“Five million dollars is what we, the district, with our tax base, is all we qualify for,” Jackson explained of the amount for new construction.
“We have plans underway with architects, engineers and construction managers.”
Not all areas of the county generate the same revenue from a penny of tax.
Jackson noted that in Strawn “It takes 10 cents [per $100 taxable property value] in our tax base to generate $1 million.”
Not far away, Palo Pinto ISD is also asking voters to pass a bond – $3 million largely for updates, security, renovations and an addition to their existing building. Unlike Strawn, Palo Pinto’s tax base is such that the proposed bond would add 4 cents per $100 taxable valuation.

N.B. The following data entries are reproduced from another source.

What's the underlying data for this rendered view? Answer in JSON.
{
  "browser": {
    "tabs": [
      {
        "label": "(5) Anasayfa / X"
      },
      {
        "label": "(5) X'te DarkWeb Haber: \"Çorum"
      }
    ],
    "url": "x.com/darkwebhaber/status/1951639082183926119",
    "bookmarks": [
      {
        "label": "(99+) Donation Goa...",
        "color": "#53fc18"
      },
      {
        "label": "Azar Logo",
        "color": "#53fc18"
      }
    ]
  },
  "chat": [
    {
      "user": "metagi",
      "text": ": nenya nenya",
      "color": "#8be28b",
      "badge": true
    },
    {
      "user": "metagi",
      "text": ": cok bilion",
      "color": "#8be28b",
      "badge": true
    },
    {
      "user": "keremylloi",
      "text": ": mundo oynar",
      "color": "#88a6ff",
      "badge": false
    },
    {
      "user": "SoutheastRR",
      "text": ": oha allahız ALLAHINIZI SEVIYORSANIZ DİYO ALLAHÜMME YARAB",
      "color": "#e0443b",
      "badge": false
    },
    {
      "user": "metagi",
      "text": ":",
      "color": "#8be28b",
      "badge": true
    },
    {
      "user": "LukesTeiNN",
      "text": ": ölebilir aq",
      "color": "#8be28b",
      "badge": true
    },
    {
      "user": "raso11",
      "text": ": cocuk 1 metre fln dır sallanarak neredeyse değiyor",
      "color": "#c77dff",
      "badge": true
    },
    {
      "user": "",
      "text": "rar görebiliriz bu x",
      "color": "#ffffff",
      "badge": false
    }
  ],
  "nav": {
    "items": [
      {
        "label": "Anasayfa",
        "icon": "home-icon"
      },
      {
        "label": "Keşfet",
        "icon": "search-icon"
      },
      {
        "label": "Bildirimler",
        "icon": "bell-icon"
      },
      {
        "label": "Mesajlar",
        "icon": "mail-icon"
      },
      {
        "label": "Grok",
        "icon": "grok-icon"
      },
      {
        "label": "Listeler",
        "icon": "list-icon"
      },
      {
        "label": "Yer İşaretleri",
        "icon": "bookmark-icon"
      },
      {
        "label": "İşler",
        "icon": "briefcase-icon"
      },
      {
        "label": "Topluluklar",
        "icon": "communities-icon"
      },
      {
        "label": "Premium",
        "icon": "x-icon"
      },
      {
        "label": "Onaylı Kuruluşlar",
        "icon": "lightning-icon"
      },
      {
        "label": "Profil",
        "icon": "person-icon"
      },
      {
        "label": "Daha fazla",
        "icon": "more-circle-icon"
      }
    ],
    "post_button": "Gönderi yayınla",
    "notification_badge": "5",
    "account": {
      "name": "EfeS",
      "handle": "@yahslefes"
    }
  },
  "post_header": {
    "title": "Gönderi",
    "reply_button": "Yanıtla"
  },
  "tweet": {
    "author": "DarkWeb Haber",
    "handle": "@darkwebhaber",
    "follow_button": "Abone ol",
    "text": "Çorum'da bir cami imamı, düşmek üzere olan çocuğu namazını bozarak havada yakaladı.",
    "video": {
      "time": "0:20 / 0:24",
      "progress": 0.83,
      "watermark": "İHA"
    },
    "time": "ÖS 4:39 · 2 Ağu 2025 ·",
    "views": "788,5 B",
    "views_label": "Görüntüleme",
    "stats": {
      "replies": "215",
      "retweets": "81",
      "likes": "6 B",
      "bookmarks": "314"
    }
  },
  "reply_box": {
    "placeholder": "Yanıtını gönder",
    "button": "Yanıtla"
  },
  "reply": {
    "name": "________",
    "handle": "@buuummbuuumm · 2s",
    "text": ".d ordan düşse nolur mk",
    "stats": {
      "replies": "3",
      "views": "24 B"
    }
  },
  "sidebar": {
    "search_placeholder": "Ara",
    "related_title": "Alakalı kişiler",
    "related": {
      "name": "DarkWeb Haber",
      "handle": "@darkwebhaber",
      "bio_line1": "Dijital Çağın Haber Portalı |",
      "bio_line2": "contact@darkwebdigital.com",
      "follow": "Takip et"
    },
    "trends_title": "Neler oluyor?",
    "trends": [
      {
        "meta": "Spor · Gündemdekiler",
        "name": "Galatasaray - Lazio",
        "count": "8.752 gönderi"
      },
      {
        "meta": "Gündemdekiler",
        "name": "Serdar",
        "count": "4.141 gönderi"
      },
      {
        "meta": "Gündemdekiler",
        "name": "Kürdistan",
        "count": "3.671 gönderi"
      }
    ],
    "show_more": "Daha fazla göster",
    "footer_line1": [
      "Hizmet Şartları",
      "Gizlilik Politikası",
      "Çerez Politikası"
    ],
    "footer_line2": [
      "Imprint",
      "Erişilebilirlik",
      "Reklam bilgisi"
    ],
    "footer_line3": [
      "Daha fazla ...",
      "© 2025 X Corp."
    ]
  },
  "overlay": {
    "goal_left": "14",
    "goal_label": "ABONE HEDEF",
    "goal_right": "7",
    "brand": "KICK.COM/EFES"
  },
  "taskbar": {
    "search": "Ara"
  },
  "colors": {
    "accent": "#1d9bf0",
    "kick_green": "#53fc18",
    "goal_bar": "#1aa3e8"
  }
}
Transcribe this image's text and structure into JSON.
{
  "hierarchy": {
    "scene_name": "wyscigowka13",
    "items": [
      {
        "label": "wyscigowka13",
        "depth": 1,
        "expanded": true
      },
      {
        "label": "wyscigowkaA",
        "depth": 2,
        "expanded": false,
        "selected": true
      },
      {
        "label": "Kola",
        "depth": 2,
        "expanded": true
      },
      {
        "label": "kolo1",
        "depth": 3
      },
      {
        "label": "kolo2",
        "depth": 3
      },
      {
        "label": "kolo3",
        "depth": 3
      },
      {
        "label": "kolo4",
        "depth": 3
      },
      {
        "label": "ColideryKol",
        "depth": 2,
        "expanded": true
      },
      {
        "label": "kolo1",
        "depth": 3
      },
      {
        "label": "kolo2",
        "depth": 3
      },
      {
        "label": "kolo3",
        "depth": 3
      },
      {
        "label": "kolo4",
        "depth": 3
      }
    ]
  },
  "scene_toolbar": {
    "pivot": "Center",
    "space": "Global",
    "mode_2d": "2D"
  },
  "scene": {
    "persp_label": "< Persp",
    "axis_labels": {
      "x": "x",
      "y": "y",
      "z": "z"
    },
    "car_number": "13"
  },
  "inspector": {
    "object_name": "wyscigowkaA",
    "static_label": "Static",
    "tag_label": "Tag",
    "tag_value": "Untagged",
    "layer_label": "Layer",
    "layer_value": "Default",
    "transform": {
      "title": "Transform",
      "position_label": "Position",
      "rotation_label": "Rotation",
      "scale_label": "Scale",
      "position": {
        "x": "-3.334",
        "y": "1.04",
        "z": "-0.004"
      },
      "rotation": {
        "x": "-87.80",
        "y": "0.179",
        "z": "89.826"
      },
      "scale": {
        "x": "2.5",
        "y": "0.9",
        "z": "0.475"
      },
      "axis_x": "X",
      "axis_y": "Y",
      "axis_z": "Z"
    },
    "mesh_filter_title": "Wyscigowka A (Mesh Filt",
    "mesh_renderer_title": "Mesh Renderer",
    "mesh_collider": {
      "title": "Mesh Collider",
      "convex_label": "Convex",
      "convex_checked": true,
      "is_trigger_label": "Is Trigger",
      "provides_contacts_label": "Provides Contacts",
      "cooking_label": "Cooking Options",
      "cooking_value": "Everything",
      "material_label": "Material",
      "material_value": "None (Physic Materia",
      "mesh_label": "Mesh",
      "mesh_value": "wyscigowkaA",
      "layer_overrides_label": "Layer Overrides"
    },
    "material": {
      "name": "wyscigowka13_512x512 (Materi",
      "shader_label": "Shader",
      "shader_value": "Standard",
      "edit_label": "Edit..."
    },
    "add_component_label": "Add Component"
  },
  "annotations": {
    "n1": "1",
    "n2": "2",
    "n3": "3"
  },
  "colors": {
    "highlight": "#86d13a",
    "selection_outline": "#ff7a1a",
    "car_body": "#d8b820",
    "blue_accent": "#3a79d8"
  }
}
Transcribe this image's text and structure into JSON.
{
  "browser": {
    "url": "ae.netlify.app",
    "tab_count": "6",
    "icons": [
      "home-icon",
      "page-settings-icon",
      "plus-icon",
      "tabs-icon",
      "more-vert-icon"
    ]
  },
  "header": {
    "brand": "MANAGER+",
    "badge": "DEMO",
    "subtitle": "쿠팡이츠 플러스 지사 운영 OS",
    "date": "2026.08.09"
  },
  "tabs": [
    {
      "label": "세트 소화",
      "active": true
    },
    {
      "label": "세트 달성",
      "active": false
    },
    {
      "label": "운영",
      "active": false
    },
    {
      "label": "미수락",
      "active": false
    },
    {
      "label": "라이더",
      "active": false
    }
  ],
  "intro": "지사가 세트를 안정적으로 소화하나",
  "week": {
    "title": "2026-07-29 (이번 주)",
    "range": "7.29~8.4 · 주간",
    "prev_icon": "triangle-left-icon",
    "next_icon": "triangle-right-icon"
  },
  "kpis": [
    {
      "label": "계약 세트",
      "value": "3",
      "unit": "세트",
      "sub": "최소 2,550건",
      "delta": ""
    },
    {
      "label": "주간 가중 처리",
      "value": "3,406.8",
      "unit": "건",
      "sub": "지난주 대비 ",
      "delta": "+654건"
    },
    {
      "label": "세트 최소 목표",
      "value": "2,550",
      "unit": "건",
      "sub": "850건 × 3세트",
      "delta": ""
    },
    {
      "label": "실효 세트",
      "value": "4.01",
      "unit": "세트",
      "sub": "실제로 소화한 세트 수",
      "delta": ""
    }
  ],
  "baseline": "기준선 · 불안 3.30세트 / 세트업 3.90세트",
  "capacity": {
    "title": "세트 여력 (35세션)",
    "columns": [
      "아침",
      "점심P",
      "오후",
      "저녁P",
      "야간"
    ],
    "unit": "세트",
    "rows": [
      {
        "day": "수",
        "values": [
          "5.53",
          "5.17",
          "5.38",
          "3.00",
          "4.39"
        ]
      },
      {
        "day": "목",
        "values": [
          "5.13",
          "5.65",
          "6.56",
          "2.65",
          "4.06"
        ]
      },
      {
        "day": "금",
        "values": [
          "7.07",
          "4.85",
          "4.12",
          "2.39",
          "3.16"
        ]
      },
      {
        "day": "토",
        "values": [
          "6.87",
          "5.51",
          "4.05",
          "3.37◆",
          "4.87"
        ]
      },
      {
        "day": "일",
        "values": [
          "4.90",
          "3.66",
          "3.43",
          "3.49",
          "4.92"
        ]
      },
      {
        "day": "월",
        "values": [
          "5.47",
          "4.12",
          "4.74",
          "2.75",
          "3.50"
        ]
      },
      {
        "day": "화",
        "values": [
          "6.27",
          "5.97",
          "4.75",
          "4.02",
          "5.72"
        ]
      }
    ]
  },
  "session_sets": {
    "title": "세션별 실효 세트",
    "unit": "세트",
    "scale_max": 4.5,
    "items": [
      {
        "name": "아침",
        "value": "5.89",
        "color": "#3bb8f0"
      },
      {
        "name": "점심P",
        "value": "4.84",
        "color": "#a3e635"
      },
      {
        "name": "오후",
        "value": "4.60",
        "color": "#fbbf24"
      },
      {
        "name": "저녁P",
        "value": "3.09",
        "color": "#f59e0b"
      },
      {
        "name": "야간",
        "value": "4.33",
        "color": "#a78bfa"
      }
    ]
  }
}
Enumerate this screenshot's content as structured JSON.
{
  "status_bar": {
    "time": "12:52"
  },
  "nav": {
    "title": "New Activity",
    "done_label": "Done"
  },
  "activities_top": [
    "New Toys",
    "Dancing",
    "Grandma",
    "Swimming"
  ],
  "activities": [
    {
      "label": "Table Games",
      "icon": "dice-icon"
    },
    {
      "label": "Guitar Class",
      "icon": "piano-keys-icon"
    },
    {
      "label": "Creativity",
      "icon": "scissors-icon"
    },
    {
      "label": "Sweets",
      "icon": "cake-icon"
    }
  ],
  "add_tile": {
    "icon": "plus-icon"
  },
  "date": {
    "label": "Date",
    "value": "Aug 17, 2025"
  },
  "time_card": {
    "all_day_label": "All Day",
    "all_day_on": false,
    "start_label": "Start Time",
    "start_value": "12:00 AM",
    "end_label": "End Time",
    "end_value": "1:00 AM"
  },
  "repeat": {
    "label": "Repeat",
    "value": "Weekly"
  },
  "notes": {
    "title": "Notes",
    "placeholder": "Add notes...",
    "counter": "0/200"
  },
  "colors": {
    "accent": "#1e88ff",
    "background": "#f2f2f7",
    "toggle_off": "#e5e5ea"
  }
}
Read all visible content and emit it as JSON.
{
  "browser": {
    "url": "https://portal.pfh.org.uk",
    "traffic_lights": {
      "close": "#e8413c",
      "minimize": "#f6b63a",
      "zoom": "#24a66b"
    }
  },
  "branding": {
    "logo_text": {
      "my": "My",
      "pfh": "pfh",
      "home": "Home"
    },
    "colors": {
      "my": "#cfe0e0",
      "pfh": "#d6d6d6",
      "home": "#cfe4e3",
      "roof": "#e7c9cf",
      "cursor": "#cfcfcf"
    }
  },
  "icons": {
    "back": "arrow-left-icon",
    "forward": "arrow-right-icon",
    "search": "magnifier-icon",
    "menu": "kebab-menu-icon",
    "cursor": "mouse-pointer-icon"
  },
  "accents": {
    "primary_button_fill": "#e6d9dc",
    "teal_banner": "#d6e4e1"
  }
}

Much of PPISD’s revenue comes from properties at Possum Kingdom Lake, whereas Jackson said Strawn’s is mostly ranch land, which often has agricultural as well as homestead tax exemptions.
Crawford said he opposes Strawn ISD’s bond mainly because of timing.
“Wait a few years and it would be much better,” he advised.
“The last five years in the cattle business has been an absolute disaster,” said Crawford, a cattle rancher. He cited rising costs of feed and fuel, combined with a multiple-year drought and the devastating PK Complex fire, which burned much of the area, including his family’s grazing land.
“It’s hard for me to get my arms around and support a 43-percent tax increase,” he said. He reiterated for trustees to “wait a few years down the road” and do the construction-bond process, “maybe slower.”
Bill Hinkson said he wanted to make sure the wording on the ballot was “clear and concise so people know what they are voting for.”
He asked if there is any way the board can remove the bond from the ballot, to which Strawn ISD’s accountant Cameron Gulley said “No.”